Serienkiller-Storys und Gewaltorgien mag der mehrfache Krimipreisträger Johannes Groschupf nicht. Er erzählt Geschichten aus seiner Stadt und von den Menschen, die hier leben. Jetzt hat er sein neues Werk aus der „Berlin Noir“-Reihe veröffentlicht: „Skin City“.
Manchmal, wenn er in der U-Bahn sitzt, sagt Johannes Groschupf, dann beobachtet er die Leute. Einen Typ mit Siegelring, Goldkette und Tätowierungen auf den Händen zum Beispiel. Dann fragt er sich: Brodelt es in ihm? Oder ist er ausgebrannt? Ist der Typ harmlos und nur etwas extrovertiert? Oder ist er wirklich einer von den ganz harten Jungs? Egal wie Johannes Groschupf diese Frage für sich beantwortet – sein Gegenüber hat in beiden Fällen gute Chancen, in eine von Groschupfs Geschichten zu geraten.

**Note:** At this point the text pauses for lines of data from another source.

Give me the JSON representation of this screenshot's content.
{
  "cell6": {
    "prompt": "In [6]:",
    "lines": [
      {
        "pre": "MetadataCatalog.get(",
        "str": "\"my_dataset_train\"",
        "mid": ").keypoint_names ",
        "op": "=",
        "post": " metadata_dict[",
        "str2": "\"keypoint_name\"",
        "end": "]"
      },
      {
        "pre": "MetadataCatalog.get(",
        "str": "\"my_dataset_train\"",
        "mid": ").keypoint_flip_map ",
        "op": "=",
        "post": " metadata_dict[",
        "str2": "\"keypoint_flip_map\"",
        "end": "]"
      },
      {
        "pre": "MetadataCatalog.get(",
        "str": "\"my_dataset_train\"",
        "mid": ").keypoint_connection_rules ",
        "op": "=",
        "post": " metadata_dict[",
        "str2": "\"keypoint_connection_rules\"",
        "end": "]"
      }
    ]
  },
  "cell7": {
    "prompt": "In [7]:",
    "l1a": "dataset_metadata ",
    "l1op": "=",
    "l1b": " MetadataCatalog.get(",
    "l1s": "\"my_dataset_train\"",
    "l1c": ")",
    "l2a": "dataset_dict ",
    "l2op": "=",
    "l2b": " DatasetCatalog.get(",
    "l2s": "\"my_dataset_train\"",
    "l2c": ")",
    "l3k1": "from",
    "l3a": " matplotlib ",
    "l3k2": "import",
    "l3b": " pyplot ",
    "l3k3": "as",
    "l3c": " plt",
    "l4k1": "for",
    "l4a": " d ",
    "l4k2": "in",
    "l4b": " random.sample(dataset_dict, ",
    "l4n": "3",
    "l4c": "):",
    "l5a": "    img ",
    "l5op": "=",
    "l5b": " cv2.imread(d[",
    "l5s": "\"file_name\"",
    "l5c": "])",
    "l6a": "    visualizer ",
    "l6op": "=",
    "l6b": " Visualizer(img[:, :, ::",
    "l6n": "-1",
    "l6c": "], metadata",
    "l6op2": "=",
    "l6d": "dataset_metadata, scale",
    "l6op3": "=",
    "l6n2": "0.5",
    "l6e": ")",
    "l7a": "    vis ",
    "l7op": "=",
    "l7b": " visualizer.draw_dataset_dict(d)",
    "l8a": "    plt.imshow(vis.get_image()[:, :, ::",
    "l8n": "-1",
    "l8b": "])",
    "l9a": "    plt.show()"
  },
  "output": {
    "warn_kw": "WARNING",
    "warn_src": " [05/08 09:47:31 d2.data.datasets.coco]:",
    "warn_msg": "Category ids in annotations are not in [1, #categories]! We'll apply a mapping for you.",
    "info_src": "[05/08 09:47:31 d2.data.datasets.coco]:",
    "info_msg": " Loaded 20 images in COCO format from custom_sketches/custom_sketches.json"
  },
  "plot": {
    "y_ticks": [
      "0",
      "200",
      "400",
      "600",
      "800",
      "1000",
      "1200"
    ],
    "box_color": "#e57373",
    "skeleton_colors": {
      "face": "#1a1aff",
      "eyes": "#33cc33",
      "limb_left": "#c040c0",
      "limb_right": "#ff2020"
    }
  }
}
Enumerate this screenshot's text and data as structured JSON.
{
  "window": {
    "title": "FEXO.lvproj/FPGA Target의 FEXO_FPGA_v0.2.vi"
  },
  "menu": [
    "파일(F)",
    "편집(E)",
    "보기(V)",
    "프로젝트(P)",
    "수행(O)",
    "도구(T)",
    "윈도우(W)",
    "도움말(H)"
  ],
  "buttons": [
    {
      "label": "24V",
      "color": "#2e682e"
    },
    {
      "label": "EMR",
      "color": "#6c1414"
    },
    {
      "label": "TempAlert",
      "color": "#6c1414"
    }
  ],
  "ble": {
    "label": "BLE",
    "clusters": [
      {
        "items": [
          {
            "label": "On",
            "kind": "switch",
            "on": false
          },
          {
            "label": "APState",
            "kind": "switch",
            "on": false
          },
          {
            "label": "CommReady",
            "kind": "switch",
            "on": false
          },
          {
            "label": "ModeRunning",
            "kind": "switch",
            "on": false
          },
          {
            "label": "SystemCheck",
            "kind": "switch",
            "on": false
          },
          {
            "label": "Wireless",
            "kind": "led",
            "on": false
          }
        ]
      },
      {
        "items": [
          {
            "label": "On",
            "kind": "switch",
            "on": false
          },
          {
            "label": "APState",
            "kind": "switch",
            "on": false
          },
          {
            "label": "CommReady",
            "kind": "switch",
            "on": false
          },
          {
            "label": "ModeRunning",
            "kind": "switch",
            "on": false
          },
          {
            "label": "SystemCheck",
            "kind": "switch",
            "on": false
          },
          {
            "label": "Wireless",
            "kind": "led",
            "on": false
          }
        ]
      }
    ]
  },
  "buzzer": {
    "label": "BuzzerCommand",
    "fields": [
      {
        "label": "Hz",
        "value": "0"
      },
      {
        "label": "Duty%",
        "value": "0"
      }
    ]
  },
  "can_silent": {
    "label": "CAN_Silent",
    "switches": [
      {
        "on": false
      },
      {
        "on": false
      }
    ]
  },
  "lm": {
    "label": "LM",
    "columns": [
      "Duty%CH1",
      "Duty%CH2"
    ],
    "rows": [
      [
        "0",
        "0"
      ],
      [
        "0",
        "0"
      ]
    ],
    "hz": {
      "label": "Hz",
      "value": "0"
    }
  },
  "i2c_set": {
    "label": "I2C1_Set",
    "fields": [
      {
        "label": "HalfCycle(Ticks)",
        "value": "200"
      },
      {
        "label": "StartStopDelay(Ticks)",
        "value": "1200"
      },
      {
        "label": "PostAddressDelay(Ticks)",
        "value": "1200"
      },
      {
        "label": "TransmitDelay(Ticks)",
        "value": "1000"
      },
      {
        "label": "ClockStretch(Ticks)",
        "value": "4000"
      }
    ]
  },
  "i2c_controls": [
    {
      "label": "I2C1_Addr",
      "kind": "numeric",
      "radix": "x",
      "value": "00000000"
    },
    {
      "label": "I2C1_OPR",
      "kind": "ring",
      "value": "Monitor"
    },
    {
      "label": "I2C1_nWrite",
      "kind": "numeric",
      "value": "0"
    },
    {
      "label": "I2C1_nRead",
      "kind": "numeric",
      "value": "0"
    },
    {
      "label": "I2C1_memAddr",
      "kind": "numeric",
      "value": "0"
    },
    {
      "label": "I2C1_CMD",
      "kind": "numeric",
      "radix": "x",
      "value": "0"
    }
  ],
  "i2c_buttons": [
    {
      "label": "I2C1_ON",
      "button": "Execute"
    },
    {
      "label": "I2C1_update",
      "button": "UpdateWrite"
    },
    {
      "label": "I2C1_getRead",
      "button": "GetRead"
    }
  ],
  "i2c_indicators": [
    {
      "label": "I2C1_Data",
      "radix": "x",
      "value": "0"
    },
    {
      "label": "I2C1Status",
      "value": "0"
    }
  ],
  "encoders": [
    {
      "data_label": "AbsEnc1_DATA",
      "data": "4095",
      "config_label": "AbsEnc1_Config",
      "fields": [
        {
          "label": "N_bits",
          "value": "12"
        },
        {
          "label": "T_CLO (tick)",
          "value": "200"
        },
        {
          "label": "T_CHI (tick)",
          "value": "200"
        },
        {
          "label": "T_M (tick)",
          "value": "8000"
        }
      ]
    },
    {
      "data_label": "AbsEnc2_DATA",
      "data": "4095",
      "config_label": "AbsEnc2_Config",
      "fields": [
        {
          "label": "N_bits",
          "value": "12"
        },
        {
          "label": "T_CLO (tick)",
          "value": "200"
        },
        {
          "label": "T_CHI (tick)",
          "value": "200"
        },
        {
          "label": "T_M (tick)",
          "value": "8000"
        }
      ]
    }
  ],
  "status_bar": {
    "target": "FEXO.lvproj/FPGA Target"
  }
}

Johannes Groschupf schreibt Thriller – ausgezeichnete Geschichten. Unter anderem wurde er zweimal mit dem Deutschen Krimipreis geehrt. Wobei er mit diesen Serienmörder-Storys und übermäßiger Gewalt nichts anfangen kann. „Mir geht es um die realistische Stadt“, sagt er. Und diese Stadt ist Berlin. Den „Seismograf von Berlin“ nennt ihn sein Verlag. Ein großes Wort, findet Johannes Groschupf. Er formuliert es lieber so: „Ich nehme die Stadt sehr wahr. Ich gehe offener durch die Stadt als die meisten Leute.“
Zurzeit spürt er dabei „eine Zunahme von Ruppigkeit. Man merkt, wie angespannt viele Menschen sind.“ Es sind aber nicht nur Zufallsbegegnungen, die ihn inspirieren. „Die Ideen kommen mir an besonderen Orten, in Gebäuden.“ Jetzt sitzt Johannes Groschupf in der „Joseph-Roth-Diele“, einer nach dem österreichisch-ungarischen Schriftsteller, der zwischen den Weltkriegen nach Berlin kam, benannten Gaststätte in der Potsdamer Straße.

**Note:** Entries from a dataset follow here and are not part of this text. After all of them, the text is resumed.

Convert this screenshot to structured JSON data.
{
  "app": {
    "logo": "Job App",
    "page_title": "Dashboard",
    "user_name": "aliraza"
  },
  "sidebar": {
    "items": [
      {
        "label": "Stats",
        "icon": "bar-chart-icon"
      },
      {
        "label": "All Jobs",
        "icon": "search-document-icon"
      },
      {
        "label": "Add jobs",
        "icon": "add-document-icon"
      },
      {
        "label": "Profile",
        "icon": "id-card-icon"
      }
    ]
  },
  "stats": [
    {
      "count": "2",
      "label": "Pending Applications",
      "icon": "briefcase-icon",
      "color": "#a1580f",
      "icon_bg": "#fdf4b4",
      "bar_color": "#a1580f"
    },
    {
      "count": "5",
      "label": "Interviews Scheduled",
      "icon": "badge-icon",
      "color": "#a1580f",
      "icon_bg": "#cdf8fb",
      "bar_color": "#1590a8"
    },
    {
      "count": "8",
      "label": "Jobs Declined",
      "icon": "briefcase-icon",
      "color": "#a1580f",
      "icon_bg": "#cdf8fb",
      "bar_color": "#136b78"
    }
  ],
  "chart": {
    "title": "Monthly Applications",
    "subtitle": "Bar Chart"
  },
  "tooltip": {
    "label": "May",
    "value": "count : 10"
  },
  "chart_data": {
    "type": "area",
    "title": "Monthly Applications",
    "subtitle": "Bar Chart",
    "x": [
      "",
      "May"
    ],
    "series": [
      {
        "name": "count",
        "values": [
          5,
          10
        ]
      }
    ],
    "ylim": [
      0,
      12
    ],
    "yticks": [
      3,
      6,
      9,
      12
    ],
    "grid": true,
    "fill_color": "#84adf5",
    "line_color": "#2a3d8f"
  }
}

Nur ein paar Meter weiter ist die „Victoria Bar“ – ein Ort, an dem Johannes Groschupf viel Inspirationen für seinen neuen Roman gefunden hat. „In der Bar kann man viel über das Künstlermilieu lernen“, erklärt er. Bei „Grisebach“ in der Fasanenstraße hat er sich Auktionen angesehen. „Das hat Spaß gemacht“, sagt er – und es hat ihm viel „Material gebracht, mit dem ich spielen kann“. Herausgekommen ist „Skin City“, der vierte Thriller in der „Berlin Noir“-Reihe des Suhrkamp-Verlags.
Wie in vielen seiner Romane verwebt Johannes Groschupf auch in seinem neuesten sehr unterschiedliche Schicksale miteinander. In „Skin City“ ist da die Kriminalpolizistin Romina Winter. Der Dienst im Außenbezirk sollte Ruhe in ihr Leben bringen. Aber georgische Einbrecher nehmen sich in täglichen Touren die Stadtvillen in Dahlem und Lichterfelde vor. Die Bewohner sind verängstigt. Dann verschwindet Rominas kleine Schwester, und sie muss auch noch in eigener Sache ermitteln.

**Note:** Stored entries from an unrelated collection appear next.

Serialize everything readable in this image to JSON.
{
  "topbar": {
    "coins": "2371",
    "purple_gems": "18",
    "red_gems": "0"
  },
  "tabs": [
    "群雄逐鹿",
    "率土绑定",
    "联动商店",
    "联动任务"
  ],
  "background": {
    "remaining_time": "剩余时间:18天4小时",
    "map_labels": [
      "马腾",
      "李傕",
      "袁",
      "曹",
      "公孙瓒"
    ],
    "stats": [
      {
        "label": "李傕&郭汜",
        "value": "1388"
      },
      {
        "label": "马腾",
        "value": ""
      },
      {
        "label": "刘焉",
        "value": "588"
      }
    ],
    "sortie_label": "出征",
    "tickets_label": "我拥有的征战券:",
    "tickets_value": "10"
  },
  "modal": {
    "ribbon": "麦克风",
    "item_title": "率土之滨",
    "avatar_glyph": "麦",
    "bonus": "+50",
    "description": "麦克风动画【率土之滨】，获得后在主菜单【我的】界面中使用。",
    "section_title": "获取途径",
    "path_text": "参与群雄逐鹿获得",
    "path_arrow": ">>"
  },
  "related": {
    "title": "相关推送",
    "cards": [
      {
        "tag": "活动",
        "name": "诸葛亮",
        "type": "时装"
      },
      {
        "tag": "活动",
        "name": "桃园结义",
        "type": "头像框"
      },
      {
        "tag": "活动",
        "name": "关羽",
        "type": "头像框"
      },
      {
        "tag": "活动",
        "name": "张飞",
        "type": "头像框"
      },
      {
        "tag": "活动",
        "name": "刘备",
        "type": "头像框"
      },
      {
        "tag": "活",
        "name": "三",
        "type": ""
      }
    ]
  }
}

Und da ist Jacques Lippold. Er wird aus dem Tegeler Gefängnis entlassen. Zwei Jahre hat er wegen Betrugs gesessen. Jetzt will er sich als Finanzberater in der Kunstszene etablieren. Sein Charme und seine Überredungskunst, die er anbringt auf Vernissagen, Auktionen und Gallery Dinners sind unwiderstehlich. Und Lippold hat noch eine alte Rechnung zu begleichen.
Koba hat mit seinen Jungs aus Tiflis gut zu tun in der Berliner Peripherie. Jeden Tag steigen sie mindestens in eine Wohnung, in eine Stadtvilla ein und nehmen mit, was sie kriegen können. Eigentlich träumt er von Kanada. Doch dann läuft etwas schief.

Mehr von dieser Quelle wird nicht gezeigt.